Quelle est la blague idéale ?

En tant qu’être humain, nous avons la capacité de comprendre ce que les autres pensent ; c’est ce qu’on appelle la « théorie de l’esprit ». Dans une communication ordinaire, nous sommes ainsi engagés dans un processus de compréhension réciproque des intentions de l’autre. Prêter attention aux états mentaux, aux émotions d’autrui, les mentaliser, est une activité cognitive exigeante et limitée d’un point de vue quantitatif. Cette capacité se décline de manière récursive pour former une chaîne de « mentalisation de l’intentionnalité », où nous pouvons monter jusqu’au septième niveau. De manière concrète mais casse-tête, cela donnerait :
1. Ma femme s’imagine que … 2. Je crois que ma femme s’imagine que … 3. Pierre pense que je crois que ma femme s’imagine que … 4. et ainsi de suite jusqu’au 7ème niveau !
On comprend aisément que la limite maximale est donc à prendre en compte dans l’élaboration d’une plaisanterie. Or une histoire drôle peut mettre en scène plusieurs personnages ce qui en fait ainsi autant d’histoires qui risquent d’égarer votre auditoire. D’où cette question : à quel niveau sur l’échelle de « mentalisation de l’intentionnalité » la blague est-elle la plus efficace ?

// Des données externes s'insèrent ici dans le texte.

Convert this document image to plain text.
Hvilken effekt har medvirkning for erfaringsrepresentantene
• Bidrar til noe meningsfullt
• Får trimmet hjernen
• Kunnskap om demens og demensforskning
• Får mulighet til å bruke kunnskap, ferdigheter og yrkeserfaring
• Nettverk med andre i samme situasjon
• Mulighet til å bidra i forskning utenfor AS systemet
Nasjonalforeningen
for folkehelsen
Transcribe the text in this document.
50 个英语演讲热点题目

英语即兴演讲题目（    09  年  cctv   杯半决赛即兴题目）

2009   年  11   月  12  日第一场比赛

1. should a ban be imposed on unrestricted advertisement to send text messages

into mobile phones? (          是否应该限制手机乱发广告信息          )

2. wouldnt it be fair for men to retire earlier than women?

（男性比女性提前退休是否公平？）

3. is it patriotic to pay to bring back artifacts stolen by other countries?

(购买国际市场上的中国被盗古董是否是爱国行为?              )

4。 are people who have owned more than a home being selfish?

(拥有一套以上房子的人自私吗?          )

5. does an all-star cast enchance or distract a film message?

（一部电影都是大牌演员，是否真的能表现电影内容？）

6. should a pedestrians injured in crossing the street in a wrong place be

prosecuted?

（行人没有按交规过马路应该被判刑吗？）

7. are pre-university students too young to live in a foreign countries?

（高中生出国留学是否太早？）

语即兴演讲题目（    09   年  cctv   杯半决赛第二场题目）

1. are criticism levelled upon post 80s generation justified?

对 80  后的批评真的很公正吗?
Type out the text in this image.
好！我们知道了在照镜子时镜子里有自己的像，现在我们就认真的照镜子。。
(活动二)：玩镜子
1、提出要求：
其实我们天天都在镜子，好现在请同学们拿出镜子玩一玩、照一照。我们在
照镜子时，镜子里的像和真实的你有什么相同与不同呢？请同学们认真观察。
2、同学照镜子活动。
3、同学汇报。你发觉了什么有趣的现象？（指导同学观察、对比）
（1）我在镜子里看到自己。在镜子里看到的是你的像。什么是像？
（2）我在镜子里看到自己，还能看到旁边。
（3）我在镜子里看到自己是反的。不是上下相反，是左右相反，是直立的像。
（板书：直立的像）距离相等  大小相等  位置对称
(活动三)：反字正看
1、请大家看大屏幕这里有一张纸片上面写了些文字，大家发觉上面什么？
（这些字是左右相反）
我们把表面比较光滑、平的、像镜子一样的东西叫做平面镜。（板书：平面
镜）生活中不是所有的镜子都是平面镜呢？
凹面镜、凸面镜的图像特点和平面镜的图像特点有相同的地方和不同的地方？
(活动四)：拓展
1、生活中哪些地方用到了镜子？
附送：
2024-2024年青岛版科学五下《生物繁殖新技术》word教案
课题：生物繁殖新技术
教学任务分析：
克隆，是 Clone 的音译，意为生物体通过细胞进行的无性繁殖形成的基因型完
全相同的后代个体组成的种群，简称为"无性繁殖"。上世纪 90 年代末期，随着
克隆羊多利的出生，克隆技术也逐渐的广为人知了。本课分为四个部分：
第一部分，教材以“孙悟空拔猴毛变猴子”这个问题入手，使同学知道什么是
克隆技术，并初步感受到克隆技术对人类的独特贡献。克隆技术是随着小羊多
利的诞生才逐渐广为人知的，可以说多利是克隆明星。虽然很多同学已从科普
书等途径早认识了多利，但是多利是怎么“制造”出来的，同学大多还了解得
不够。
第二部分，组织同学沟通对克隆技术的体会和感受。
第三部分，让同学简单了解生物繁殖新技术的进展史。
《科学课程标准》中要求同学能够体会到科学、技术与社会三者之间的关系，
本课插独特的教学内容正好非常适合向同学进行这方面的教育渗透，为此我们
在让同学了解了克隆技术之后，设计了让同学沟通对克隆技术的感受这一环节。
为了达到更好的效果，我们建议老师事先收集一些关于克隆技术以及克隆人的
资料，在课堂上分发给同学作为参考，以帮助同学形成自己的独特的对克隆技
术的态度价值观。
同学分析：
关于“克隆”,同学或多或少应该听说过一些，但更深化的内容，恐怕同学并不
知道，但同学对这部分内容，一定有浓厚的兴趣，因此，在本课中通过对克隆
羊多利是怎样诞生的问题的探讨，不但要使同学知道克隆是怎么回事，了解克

Pour répondre à cette question, Dunbar et son équipe ont fait évaluer par un panel plusieurs blagues regroupées sur un site internet (les 100 blagues les plus drôles de tous les temps), puis par 55 étudiants qui devaient les noter sur une échelle de 1 (pas drôle du tout) à 4 (très drôle). Les chercheurs ont alors déterminé le « niveau d’intentionnalité » des blagues, c’est-à-dire le nombre d’états d’esprits imbriqués (nombre qui est dépendant du nombre de personnages). La plupart d’entre elles impliquent trois ou cinq ordres d’intentionnalité. Les psychologues ont ensuite déterminé qu’il existait une corrélation positive entre les niveaux croissants de l’intentionnalité et les évaluations subjectives de la drôlerie des blagues. Celles qui ont été désignées comme étant les plus amusantes comprennent cinq ou six niveaux d’intentionnalité ; ce qui correspond à des histoires mettant en scène deux personnages maximum. Au-delà de cette limite, la qualité de la blague diminue à mesure que le nombre de personnages augmente.
Certes, d’autres paramètres entrent certainement en jeu pour juger de la qualité d’une blague (des plus simples ou plus complexes pouvant évidemment être très drôles), mais si vous vous lancez dans l’humour, on vous aura au moins livré une astuce pour éviter de « faire un bide » !
Source : I. M. Dunbar et al., The complexity of jokes is limited by cognitive constraints on mentalizing, Human Nature, nov. 2015.